Let's say we want to explore the effect of different choices of k, from 1 to 9, on this clustering. First cluster the data 9 times, each using a different value of k:
kclusts <- data.frame(k=1:9) %>% group_by(k) %>% do(kclust=kmeans(points.matrix, .$k))
Then tidy the clusterings three ways: using tidy, using augment, and using glance. Each of these goes into a separate dataset as they represent different types of data.
clusters <- kclusts %>% group_by(k) %>% do(tidy(.$kclust[[1]]))
assignments <- kclusts %>% group_by(k) %>% do(augment(.$kclust[[1]], points.matrix))
clusterings <- kclusts %>% group_by(k) %>% do(glance(.$kclust[[1]]))

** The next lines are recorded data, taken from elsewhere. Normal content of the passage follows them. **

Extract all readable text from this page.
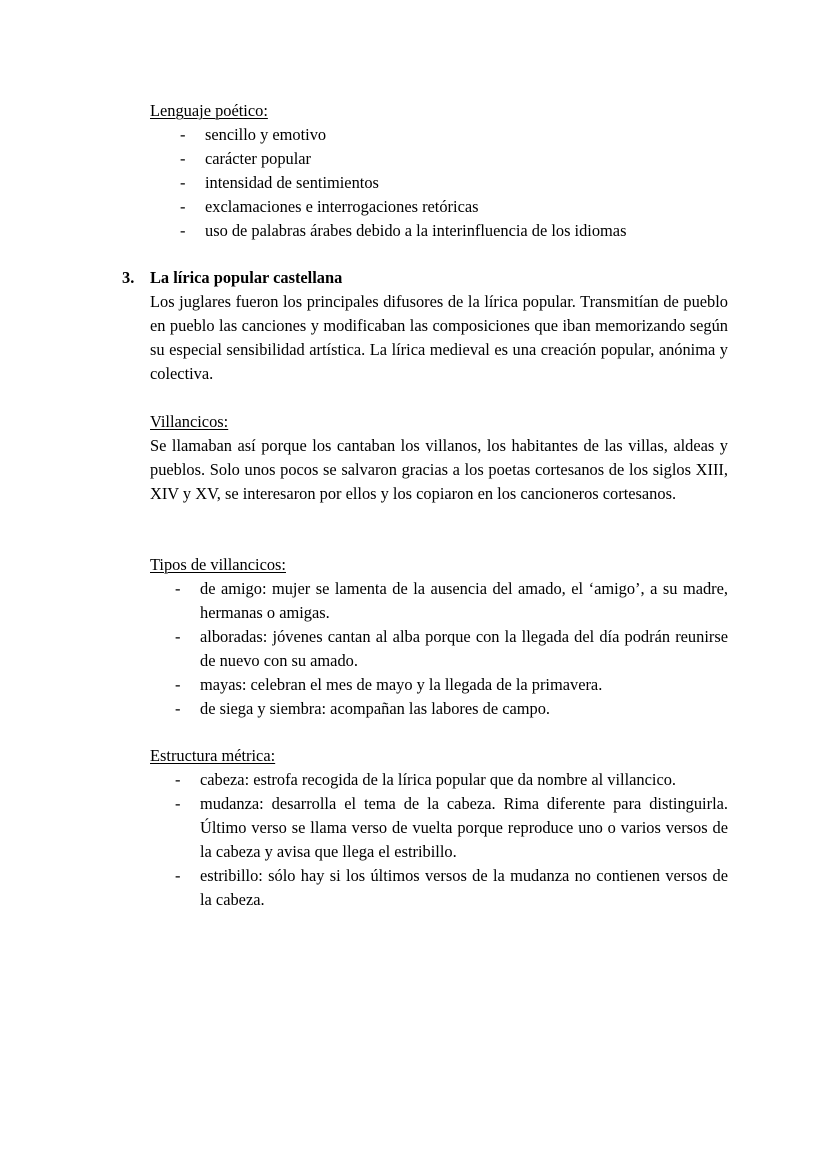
Lenguaje poético:
- sencillo y emotivo
- carácter popular
- intensidad de sentimientos
- exclamaciones e interrogaciones retóricas
- uso de palabras árabes debido a la interinfluencia de los idiomas
3. La lírica popular castellana

Los juglares fueron los principales difusores de la lírica popular. Transmitían de pueblo en pueblo las canciones y modificaban las composiciones que iban memorizando según su especial sensibilidad artística. La lírica medieval es una creación popular, anónima y colectiva.

Villancicos:

Se llamaban así porque los cantaban los villanos, los habitantes de las villas, aldeas y pueblos. Solo unos pocos se salvaron gracias a los poetas cortesanos de los siglos XIII, XIV y XV, se interesaron por ellos y los copiaron en los cancioneros cortesanos.

Tipos de villancicos:
- de amigo: mujer se lamenta de la ausencia del amado, el ‘amigo’, a su madre, hermanas o amigas.
- alboradas: jóvenes cantan al alba porque con la llegada del día podrán reunirse de nuevo con su amado.
- mayas: celebran el mes de mayo y la llegada de la primavera.
- de siega y siembra: acompañan las labores de campo.
Estructura métrica:
- cabeza: estrofa recogida de la lírica popular que da nombre al villancico.
- mudanza: desarrolla el tema de la cabeza. Rima diferente para distinguirla. Último verso se llama verso de vuelta porque reproduce uno o varios versos de la cabeza y avisa que llega el estribillo.
- estribillo: sólo hay si los últimos versos de la mudanza no contienen versos de la cabeza.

Now we can plot the original points, with each point colored according to the original cluster:
p1 <- ggplot(assignments, aes(x1, x2)) + geom_point(aes(color=.cluster)) + facet_wrap(~ k)
p1
Already we get a good sense of the proper number of clusters (3), and how the k-means algorithm functions when k is too high or too low. We can then add the centers of the cluster using the data from tidy:
p2 <- p1 + geom_point(data=clusters, size=10, shape="x")
p2
The data from glance fits a different but equally important purpose: it lets you view trends of some summary statistics across values of k. Of particular interest is the total within sum of squares, saved in the tot.withinss column.
ggplot(clusterings, aes(k, tot.withinss)) + geom_line()
This represents the variance within the clusters. It decreases as k increases, but one can notice a bend (or “elbow”) right at k=3. This bend indicates that additional clusters beyond the third have little value. (See here for a more mathematically rigorous interpretation and implementation of this method). Thus, all three methods of tidying data provided by broom are useful for summarizing clustering output.